Data breaches may occur due to theft or deliberate ‘hacking’, but also from internal errors or failure to follow an information handling policy. For a data breach to be considered eligible there must be unauthorised access to or disclosure of information or loss of information where unauthorised access is likely to occur. For the purpose of the Act, personal information amounts to information about an identified individual or an individual who may be identified. Information such as Medicare or other health care details could cause an individual harm if compromised.

In the event of a suspected data breach, remedial action should be taken to mitigate the risk of serious harm.

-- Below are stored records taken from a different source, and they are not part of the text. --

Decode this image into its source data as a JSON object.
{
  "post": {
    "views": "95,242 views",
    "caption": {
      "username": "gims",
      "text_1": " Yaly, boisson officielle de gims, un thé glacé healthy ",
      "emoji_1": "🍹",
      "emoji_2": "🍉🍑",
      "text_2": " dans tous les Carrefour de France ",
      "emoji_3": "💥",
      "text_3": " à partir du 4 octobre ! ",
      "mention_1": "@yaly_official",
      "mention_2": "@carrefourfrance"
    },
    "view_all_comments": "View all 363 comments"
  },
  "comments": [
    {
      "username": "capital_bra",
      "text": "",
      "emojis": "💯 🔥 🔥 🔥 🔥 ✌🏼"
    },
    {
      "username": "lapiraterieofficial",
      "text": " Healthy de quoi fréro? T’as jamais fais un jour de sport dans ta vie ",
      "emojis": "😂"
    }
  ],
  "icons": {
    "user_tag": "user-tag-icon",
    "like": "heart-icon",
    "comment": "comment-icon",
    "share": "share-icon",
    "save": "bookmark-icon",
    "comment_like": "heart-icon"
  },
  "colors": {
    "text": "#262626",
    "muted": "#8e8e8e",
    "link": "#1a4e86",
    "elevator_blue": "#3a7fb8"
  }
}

If the action is effective, for example remotely wiping data off a laptop left on the train, the case may not have to be reported. If remedial action is ineffective or cannot be undertaken, a statement must be prepared outlining the information a description of a breach.

Failure to declare a notifiable data breach may result in issuing a data breach notification and penalties of up to $360,000 for an individual or $1.8m for a company in civil penalties. Individuals found in breach of obligations under privacy laws may also be subject of a complaint to AHPRA.

A note about medical indemnity insurance

In most instances, doctors are covered by their insurance for actual or alleged breaches of privacy or confidentiality, however doctors are advised to check with their medical indemnity insurers to check they are covered for fines which may be imposed by the Privacy Commissioner, or damages awarded by the courts. On average, around $15,000 has been awarded by the Privacy Commissioner to individual claimants in cases of health data breaches.

Doctors should also consider the cost and impact of investigations into alleged or actual data breaches which may involve, for example computers and equipment being offline while forensic investigations are being undertaken. Most healthcare clinics have a policy around privacy and cyber security and it is recommended these be reviewed and strengthened, and staff training undertaken where necessary before the new mandatory reporting laws come into place.

A guide to handling personal information security breaches is available from the Office of the Australian Information Commissioner. A draft business resource around handling health information under the Privacy Act for health service providers is also available from the OAIC.